The Most Expensive Material In The Galaxy Lands On Earth

By Jason Collins | Published


It’s no secret that the Universe is a wondrous place, and NASA has confirmed, on more than one occasion, that there are asteroids floating around our cosmic neighborhood with a resource value that measures more than $20 quintillion—enough to make everyone on Earth a billionaire. In the most recent reports by ScienceAlert, the most expensive material in the galaxy just landed on Earth after being retrieved by a NASA mission.

The mission to retrieve samples from the asteroid Bennu wound up costing NASA $1.6 billion, making what it came back with the most expensive material on Earth.

Now, we’re not discussing some super-rare material that can fuel a city for a thousand years or some sort of priceless gem that formed from a dying star. No, we’re talking about space rocks. Mere space rocks.
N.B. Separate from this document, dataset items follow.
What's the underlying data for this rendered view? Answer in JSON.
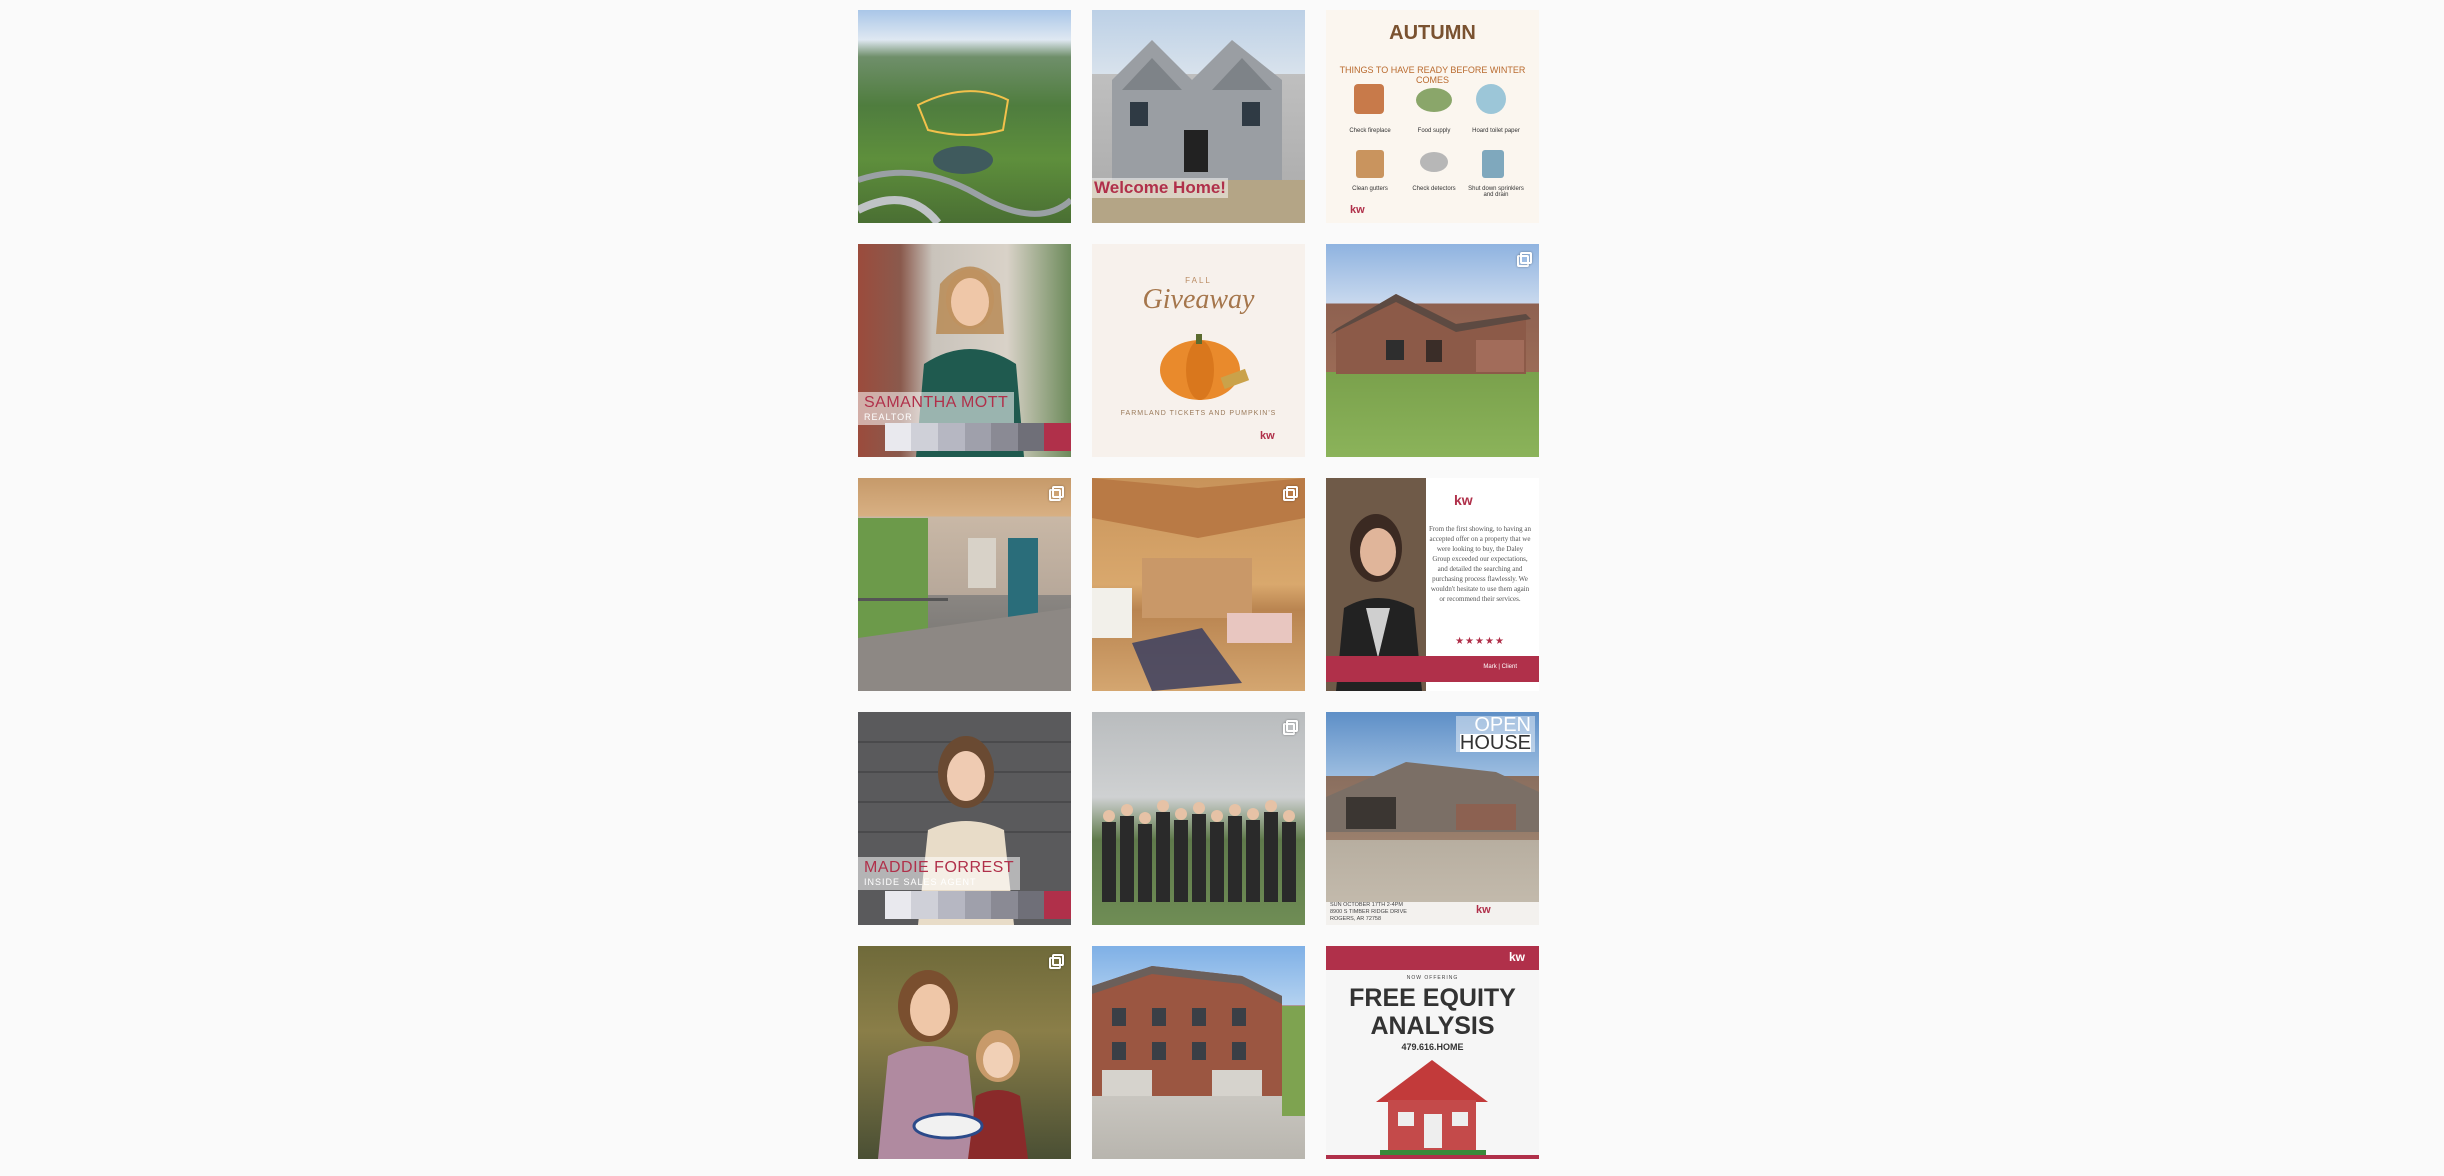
{
  "posts": {
    "p3": {
      "title": "AUTUMN",
      "subtitle": "THINGS TO HAVE READY BEFORE WINTER COMES",
      "items": [
        "Check fireplace",
        "Food supply",
        "Hoard toilet paper",
        "Clean gutters",
        "Check detectors",
        "Shut down sprinklers and drain"
      ],
      "logo": "kw"
    },
    "p2": {
      "caption": "Welcome Home!"
    },
    "p4": {
      "name": "SAMANTHA MOTT",
      "role": "REALTOR"
    },
    "p5": {
      "small": "FALL",
      "title": "Giveaway",
      "footer": "FARMLAND TICKETS AND PUMPKIN'S",
      "logo": "kw"
    },
    "p9": {
      "logo": "kw",
      "quote": "From the first showing, to having an accepted offer on a property that we were looking to buy, the Daley Group exceeded our expectations, and detailed the searching and purchasing process flawlessly. We wouldn't hesitate to use them again or recommend their services.",
      "stars": "★★★★★",
      "attribution": "Mark | Client"
    },
    "p10": {
      "name": "MADDIE FORREST",
      "role": "INSIDE SALES AGENT"
    },
    "p12": {
      "top1": "OPEN",
      "top2": "HOUSE",
      "line1": "SUN OCTOBER 17TH 2-4PM",
      "line2": "8900 S TIMBER RIDGE DRIVE",
      "line3": "ROGERS, AR 72758",
      "logo": "kw"
    },
    "p15": {
      "small": "NOW OFFERING",
      "title1": "FREE EQUITY",
      "title2": "ANALYSIS",
      "phone": "479.616.HOME",
      "logo": "kw"
    }
  },
  "colors": {
    "brand_red": "#b0304a",
    "background": "#fafafa"
  }
}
Namely, NASA’s OSIRIS-Rex spacecraft landed back on Earth following its seven-year-long mission, carrying a rather precious payload—roughly half a pound (some 255 grams) of material it collected from the asteroid Bennu. But what makes it the priciest material in the galaxy? The cost of retrieving it.

NASA’s mission was initially budgeted at some $800 million, but it ended up costing around $1.6 billion to retrieve a 9-ounce sample of material that will help scientists learn more about the formation of our solar system, as well as whether asteroids like Bennu include the chemical ingredients for life.


Perhaps the asteroid sample contains a deadly space bacterium that reproduces at rapid rates due to microgravity, and it’s fatal to all mosquitos on Earth while being totally harmless to the rest of the ecosystem. One can only hope.

Meteorites aren’t really the best samples as they’re contaminated with Earth-native matter upon impact.

The mission to retrieve a 9-ounce asteroid sample was pricey, but it’s hardly the priciest material in the galaxy and far from NASA’s priciest mission. But before we dive into the math, we have to stress the importance of retrieving materials from space.

Around 50 tons of solid material from our solar system fall down on the Earth every day. Most of them burn up in the atmosphere, but some reach the surface—we call them meteorites.

Meteorites aren’t really the best samples as they’re contaminated with Earth-native matter upon impact. However, retrieved samples aren’t contaminated, so any microbes that could potentially be discovered on them are, by default, extraterrestrial—proving that life exists outside our planet.

Now, NASA spent around $170 million per ounce of material retrieved from the asteroid. For comparison, the total price tag for the whole Apollo program, when adjusted for inflation, was around $257 billion. The missions brought back around 842 pounds of lunar samples, which is around $19 million per ounce.

However, the Mars Sample Return mission aims to bring back only a pound of material, but the associated costs of the entire mission total around $11 billion, which equals $690 million per ounce.